‘If You’re Not Centering the People Who Are Most Impacted, Your Policy Solution Will Fall Apart’: Gaylynn Burroughs Is Fighting for Economic Justice at the Intersections

Burroughs, the vice president of education and workplace justice at the National Women’s Law Center and a contributor to Ms., connected the dots between poverty, policy and culture change in the latest episode of the Ms.

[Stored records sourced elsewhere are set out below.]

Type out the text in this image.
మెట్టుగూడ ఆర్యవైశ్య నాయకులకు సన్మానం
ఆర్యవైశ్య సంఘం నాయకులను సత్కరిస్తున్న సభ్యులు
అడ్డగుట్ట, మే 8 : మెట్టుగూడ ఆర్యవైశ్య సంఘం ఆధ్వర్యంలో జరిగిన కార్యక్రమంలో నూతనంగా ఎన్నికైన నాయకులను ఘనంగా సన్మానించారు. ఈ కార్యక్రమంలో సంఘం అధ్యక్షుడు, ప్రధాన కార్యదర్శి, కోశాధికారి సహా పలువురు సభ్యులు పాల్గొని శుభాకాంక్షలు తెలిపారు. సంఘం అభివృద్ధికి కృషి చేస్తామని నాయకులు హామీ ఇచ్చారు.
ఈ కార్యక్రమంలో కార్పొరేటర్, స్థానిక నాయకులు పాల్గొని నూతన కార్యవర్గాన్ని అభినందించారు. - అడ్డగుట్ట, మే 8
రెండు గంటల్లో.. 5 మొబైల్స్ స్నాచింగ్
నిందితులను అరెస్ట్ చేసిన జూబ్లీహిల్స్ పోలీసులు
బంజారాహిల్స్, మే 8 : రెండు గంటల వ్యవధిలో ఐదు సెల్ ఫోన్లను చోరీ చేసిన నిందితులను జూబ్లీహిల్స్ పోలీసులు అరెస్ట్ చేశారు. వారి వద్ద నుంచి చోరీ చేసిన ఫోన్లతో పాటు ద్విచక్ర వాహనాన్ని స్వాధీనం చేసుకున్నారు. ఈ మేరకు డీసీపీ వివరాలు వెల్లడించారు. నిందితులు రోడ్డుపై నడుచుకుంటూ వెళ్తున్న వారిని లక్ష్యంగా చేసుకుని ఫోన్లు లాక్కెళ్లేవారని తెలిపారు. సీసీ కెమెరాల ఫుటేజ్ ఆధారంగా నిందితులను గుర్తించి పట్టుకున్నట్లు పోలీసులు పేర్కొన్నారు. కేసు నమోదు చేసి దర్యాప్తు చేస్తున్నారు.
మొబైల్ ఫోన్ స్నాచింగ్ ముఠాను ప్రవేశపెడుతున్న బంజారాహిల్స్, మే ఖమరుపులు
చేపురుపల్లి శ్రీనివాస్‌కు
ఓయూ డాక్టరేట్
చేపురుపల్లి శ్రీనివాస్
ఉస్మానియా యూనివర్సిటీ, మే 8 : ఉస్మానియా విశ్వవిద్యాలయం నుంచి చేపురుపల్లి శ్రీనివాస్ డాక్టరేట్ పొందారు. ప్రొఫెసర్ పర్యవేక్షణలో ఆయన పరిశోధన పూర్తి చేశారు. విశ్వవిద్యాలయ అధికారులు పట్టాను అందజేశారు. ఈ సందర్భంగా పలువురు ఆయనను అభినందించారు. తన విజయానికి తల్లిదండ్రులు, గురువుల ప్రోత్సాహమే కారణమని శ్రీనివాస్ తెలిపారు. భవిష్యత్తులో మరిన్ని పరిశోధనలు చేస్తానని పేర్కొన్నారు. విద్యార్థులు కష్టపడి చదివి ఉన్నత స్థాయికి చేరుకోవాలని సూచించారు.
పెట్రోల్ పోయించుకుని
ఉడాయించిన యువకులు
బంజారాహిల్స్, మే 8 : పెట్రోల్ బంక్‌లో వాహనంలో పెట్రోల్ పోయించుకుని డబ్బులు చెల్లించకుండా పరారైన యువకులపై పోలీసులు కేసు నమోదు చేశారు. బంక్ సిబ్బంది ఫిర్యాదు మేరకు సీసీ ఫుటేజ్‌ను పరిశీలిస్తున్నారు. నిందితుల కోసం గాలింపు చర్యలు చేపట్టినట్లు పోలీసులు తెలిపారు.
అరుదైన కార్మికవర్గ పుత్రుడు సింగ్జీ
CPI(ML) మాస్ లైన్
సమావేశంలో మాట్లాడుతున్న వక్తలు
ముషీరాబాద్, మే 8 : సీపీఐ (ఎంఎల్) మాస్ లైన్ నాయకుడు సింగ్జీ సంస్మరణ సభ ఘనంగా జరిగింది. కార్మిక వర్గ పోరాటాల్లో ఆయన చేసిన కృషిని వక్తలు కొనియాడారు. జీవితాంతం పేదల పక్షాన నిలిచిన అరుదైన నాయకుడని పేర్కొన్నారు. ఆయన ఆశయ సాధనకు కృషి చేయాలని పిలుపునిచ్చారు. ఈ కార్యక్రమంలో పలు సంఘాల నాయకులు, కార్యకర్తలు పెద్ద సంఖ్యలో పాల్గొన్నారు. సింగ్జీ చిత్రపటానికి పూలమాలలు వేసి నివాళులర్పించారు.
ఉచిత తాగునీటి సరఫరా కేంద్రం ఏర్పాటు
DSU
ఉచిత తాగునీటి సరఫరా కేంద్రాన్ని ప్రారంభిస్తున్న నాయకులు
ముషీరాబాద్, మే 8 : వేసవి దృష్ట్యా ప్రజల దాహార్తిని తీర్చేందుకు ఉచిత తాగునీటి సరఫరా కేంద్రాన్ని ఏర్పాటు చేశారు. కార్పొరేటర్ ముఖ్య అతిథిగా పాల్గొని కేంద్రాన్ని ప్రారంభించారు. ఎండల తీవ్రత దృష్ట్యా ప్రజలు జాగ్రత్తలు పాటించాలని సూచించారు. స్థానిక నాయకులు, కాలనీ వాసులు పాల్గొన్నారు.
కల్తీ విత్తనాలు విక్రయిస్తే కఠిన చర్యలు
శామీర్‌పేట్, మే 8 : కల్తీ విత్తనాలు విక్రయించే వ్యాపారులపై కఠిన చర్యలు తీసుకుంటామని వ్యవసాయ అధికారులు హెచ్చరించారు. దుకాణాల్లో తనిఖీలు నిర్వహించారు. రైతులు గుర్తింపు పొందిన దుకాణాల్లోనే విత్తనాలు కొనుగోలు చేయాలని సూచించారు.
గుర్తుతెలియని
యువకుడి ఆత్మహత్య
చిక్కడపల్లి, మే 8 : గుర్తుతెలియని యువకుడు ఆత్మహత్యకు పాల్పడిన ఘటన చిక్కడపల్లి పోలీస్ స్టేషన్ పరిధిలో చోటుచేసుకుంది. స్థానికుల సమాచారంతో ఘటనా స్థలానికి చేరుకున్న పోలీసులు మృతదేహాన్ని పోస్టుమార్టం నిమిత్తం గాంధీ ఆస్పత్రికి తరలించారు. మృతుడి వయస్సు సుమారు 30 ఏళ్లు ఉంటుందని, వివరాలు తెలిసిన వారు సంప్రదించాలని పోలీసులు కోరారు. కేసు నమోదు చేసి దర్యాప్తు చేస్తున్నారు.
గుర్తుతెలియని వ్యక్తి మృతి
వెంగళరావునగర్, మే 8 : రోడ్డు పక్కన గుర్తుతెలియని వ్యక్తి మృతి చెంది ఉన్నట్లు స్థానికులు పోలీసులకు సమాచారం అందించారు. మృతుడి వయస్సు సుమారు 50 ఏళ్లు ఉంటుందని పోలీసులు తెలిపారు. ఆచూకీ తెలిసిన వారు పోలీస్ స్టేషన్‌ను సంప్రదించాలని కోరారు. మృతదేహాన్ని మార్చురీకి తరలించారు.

Studios podcast Looking Back, Moving Forward. 

“For the average, working woman out there, these are still tough times,” Gaylynn Burroughs told Ms. (Les Talusan)

In a time of economic uncertainty, Gaylynn Burroughs—vice president for education and workplace justice at the National Women’s Law Center—is leveraging advocacy, policy and litigation to advance economic justice for women across lines of race and class. 

Her work at NWLC is just one of many roles the attorney and advocate has held that focused on issues economic equity: Burroughs previously led the Employment Task Force and the work of the Economic Security team at the Leadership Conference on Civil and Human Rights, and served as policy director for the Feminist Majority and Feminist Majority Foundation, which publishes Ms., and as a staff attorney in the Family Defense Practice at the Bronx Defenders.

While at the Defenders, Burroughs wrote a piece that’s featured in the 50 Years of Ms. collection that shined a light on the injustices embedded in our economic institutions, particularly for Black women and children.

As part of the third episode of the Ms. Studios podcast Looking Back, Moving Forward, I talked to Burroughs about the economic landscape facing women today, the ways our economy is failing women at the intersections, and how we can continue, in this challenging moment, to advance our long-term visions of gender and economic justice.